REGENE-NET: AN ENTROPY-WEIGHTED TRUST-DRIVEN FRAMEWORK FOR RELIABLE PROTEIN–PROTEIN INTERACTION RECONSTRUCTION AND GENE PRIORITIZATION
Abstract
Protein–protein interaction (PPI) networks are crucial for understanding the molecular basis of cellular processes and disease mechanisms. However, experimental datasets often contain noisy or incomplete information, leading to unreliable interaction mappings. To overcome these limitations, this study introduces ReGene-Net (Reliable Gene Interaction Reconstruction Network), a novel computational framework that integrates heterogeneous biological data using entropy-weighted fusion and trust-propagation mechanisms.
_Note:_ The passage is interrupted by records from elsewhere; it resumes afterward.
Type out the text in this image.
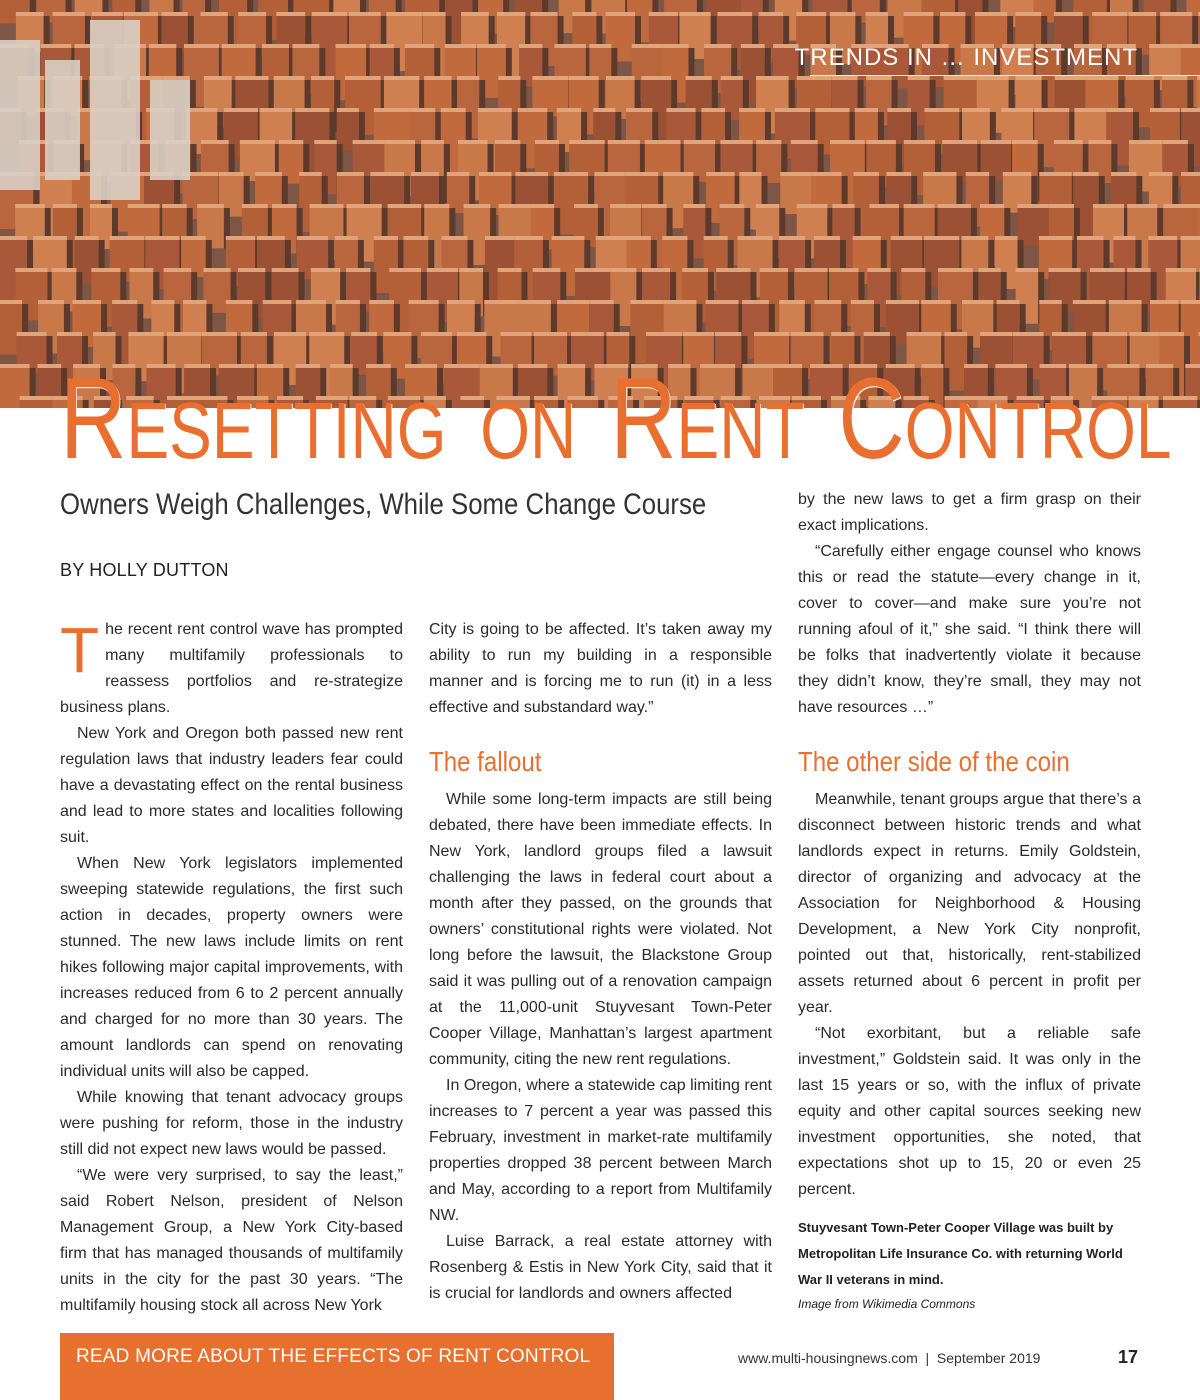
TRENDS IN … INVESTMENT
RESETTING ON RENT CONTROL
Owners Weigh Challenges, While Some Change Course
BY HOLLY DUTTON

The recent rent control wave has prompted many multifamily professionals to reassess portfolios and re-strategize business plans.

New York and Oregon both passed new rent regulation laws that industry leaders fear could have a devastating effect on the rental business and lead to more states and localities following suit.

When New York legislators implemented sweeping statewide regulations, the first such action in decades, property owners were stunned. The new laws include limits on rent hikes following major capital improvements, with increases reduced from 6 to 2 percent annually and charged for no more than 30 years. The amount landlords can spend on renovating individual units will also be capped.

While knowing that tenant advocacy groups were pushing for reform, those in the industry still did not expect new laws would be passed.

“We were very surprised, to say the least,” said Robert Nelson, president of Nelson Management Group, a New York City-based firm that has managed thousands of multifamily units in the city for the past 30 years. “The multifamily housing stock all across New York

City is going to be affected. It’s taken away my ability to run my building in a responsible manner and is forcing me to run (it) in a less effective and substandard way.”

The fallout

While some long-term impacts are still being debated, there have been immediate effects. In New York, landlord groups filed a lawsuit challenging the laws in federal court about a month after they passed, on the grounds that owners’ constitutional rights were violated. Not long before the lawsuit, the Blackstone Group said it was pulling out of a renovation campaign at the 11,000-unit Stuyvesant Town-Peter Cooper Village, Manhattan’s largest apartment community, citing the new rent regulations.

In Oregon, where a statewide cap limiting rent increases to 7 percent a year was passed this February, investment in market-rate multifamily properties dropped 38 percent between March and May, according to a report from Multifamily NW.

Luise Barrack, a real estate attorney with Rosenberg & Estis in New York City, said that it is crucial for landlords and owners affected

by the new laws to get a firm grasp on their exact implications.

“Carefully either engage counsel who knows this or read the statute—every change in it, cover to cover—and make sure you’re not running afoul of it,” she said. “I think there will be folks that inadvertently violate it because they didn’t know, they’re small, they may not have resources …”

The other side of the coin

Meanwhile, tenant groups argue that there’s a disconnect between historic trends and what landlords expect in returns. Emily Goldstein, director of organizing and advocacy at the Association for Neighborhood & Housing Development, a New York City nonprofit, pointed out that, historically, rent-stabilized assets returned about 6 percent in profit per year.

“Not exorbitant, but a reliable safe investment,” Goldstein said. It was only in the last 15 years or so, with the influx of private equity and other capital sources seeking new investment opportunities, she noted, that expectations shot up to 15, 20 or even 25 percent.

Stuyvesant Town-Peter Cooper Village was built by Metropolitan Life Insurance Co. with returning World War II veterans in mind.
Image from Wikimedia Commons
READ MORE ABOUT THE EFFECTS OF RENT CONTROL	www.multi-housingnews.com  |  September 2019	17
The framework computes source reliability through entropy-based weighting, refines network connections via trust-weighted random walks, and generates biologically coherent PPI maps. Experimental validation across multiple benchmark datasets demonstrates that ReGene-Net achieves superior performance with an accuracy of 96.4%, precision of 93.6%, recall of 94.5%, and F1-score of 94.0%, outperforming existing models such as DeepPPI, TrustNet, and Random Walk. The reconstructed networks exhibit high biological relevance and structural consistency, effectively identifying key hub genes such as RPL5 and HIST1H1E. These results confirm that ReGene-Net is a robust and interpretable tool for PPI reconstruction, disease gene prioritization, and biomarker discovery in complex biological systems.